A function-based LLM protocol and wrapper.
Project description
fnllm
A generic LLM wrapper that provides a function protocol for LLM implementations. An OpenAI wrapper is provided.
Getting Started
pip install fnllm
Overview
fnllm is an LLM wrapper that provides function-based protocols for accessing LLM functionality (e.g. fnllm.types.ChatLLM, fnllm.types.EmbeddingsLLM). It's designed to be provider-agnostic, but it currently uses OpenAI as the default provider.
⚠️
fnllmis a research grade library used by Microsoft Research. It changes rapidly, and although we try to adhere to Semantic Versioning, there may be occasional unintended breaking changes. If you usefnllm, we recommend pinning your client version and validating new versions.
Chain of Responsibility
A key feature of fnllm is that it hides several key concerns behind a chain of responsibility abstraction in order to ensure fast and durable data-processing jobs. These concerns include retrying, throttling, caching and json recovery.

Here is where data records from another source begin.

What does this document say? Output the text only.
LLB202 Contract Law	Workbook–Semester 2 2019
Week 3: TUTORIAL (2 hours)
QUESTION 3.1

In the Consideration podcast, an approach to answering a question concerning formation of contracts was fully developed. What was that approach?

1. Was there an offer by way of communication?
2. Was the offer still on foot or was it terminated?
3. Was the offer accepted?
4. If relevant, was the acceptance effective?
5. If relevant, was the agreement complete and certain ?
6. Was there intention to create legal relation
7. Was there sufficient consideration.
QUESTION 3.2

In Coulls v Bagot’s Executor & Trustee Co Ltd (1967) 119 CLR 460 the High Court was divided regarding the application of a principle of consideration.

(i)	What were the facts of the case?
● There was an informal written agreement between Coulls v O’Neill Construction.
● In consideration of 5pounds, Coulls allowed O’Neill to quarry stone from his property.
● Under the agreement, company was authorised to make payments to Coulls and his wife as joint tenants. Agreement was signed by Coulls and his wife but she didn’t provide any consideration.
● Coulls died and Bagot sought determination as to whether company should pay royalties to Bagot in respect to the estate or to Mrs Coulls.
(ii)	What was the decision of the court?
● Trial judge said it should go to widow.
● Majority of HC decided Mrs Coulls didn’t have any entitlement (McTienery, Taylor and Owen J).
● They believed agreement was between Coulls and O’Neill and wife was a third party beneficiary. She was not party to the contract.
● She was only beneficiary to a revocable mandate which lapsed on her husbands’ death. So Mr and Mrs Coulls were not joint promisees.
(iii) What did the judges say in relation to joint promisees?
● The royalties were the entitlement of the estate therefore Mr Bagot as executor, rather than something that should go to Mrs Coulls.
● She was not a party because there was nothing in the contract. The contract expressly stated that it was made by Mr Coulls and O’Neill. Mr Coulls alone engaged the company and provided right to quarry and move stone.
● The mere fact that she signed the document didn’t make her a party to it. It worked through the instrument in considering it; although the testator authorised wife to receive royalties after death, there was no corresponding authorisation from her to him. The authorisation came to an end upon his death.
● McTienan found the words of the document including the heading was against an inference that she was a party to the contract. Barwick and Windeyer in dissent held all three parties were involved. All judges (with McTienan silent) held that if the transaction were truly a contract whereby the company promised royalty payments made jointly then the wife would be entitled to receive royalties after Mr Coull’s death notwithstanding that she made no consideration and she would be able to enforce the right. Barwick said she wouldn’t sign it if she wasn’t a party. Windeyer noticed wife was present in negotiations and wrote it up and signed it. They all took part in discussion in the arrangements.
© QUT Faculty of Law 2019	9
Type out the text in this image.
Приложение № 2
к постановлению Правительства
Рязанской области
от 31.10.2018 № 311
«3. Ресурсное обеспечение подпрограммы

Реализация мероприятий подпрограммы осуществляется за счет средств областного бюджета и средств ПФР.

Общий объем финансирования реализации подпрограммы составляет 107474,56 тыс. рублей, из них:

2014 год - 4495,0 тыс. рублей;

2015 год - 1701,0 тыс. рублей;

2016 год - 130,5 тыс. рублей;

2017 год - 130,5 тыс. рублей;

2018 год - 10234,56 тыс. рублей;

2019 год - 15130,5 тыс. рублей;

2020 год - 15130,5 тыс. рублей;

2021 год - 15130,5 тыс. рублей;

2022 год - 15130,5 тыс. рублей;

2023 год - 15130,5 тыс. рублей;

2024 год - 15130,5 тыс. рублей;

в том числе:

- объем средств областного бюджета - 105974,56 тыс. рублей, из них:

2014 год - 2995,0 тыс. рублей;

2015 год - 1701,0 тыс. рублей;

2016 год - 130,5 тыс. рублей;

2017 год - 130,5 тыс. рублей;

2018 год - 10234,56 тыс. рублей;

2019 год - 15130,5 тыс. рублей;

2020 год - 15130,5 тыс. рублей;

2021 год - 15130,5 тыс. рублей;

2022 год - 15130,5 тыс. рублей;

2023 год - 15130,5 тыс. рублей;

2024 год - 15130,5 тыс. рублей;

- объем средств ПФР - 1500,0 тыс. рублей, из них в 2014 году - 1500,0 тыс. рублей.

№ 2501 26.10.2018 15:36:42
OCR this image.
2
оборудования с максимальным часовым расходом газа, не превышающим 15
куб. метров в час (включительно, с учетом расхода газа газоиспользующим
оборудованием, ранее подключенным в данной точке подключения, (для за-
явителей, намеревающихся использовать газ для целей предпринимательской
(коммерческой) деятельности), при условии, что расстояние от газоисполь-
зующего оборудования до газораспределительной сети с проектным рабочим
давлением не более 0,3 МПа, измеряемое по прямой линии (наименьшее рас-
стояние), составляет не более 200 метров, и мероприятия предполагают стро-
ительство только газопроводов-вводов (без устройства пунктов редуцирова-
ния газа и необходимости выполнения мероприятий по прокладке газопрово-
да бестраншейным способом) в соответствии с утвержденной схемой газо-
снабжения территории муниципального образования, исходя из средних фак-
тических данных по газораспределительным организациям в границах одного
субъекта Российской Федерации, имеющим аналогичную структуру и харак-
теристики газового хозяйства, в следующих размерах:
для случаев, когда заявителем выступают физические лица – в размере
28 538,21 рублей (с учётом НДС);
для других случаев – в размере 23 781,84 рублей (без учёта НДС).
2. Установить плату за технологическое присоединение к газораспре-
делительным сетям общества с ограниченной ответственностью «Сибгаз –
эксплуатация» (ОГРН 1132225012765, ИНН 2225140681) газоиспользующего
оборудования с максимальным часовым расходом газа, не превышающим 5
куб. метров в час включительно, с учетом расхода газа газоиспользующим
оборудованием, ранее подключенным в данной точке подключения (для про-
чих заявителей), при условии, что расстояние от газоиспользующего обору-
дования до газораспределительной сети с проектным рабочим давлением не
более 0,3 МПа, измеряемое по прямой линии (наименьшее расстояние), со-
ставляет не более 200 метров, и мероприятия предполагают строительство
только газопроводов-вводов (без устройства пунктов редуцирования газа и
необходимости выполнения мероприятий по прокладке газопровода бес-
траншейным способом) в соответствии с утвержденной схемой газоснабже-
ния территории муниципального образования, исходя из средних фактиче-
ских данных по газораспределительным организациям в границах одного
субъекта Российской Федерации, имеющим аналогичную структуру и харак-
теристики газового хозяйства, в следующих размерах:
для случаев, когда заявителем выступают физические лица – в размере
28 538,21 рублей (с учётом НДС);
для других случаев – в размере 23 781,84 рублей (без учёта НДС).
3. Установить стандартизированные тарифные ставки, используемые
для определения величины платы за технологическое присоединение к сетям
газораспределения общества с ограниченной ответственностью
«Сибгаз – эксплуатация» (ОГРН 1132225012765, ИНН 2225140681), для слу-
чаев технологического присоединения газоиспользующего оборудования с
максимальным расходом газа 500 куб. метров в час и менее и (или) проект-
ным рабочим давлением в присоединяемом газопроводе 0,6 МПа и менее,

The chain of responsibility uses Python decorators to decorate the raw LLM invocation. At a high level, the decorator stack looks like this:
flowchart TB
client
llm
client --> json(Json Recovery)
json --> cache(Caching)
cache --> retry(Retrying)
retry --> throttle(Throttling)
throttle --> llm(((LLM)))
Request Lifecycle
To understand the lifecycle of an fnllm request in more detail, we'll break this down into the inbound and outbound sides of a request.
flowchart TB
client
llm((("LLM (5)")))
jsonin("Json Inbound (noop) (1)")
jsonout("Json Outbound (9)")
cachein("Cache Inbound (2)")
cacheout("Cache Outbound (8)")
retryin("Retry Inbound (3)")
retryout("Retry Outbound (7)")
throttlein("Throttle Inbound (4)")
throttleout("Throttle Outbound (noop) (6)")
client --> jsonin
jsonin --> cachein
cachein --> retryin
retryin --> throttlein
throttlein --> llm
llm --> throttleout
throttleout --> retryout
retryout --> cacheout
cacheout --> jsonout
jsonout --> client
As a client fires off a request, the request makes it way through the decorator stack. Each decorator is responsible for a specific concern, and they all work together to ensure that the request is processed correctly.
Initial Entry
The first decorator a request encounters is the Json Recovery decorator (1), which has no inbound behavior. The first active decorator is the Cache decorator (2), which will check if the request is already cached. If it is, the cached response will be returned immediately, bypassing the rest of the decorator stack. It is important that the Cache decorator is the first active inbound decorator, as this ensures we have speedy cache reads when performing fully-cached data runs.
Live Request Execution
If a request has not been handled by the Cache decorator, it will process as a live request. There are a couple of key concerns we need to address: we need to ensure that we don't exceed the rate limits of the LLM provider, and we need to ensure that we can handle any errors that occur during the request. We want our retry logic to adhere to our model's rate-limit capacity, so the rate limiting is applied closest to the LLM. The Retry decorator (3) wraps the rest of the chain with a Retry strategy (e.g. exponential backoff, linear incremental, randomized). Finally, closest to the LLM, the request is handled by the Throttle decorator (4), which will ensure that the request is sent at a rate that is acceptable to the LLM provider. Finally, the request will be sent to the LLM (5).
Live Response Handling
Once we receive an LLM response, it will be returned through the stack in reverse order. The Throttle decorator (6) has no outbound behavior, as it only applies to inbound requests. In case of errors, the Retry decorator (7) will attempt to re-drive the request according to the retry policy. Upon a successful request, the Cache decorator (8) will write the response into the cache.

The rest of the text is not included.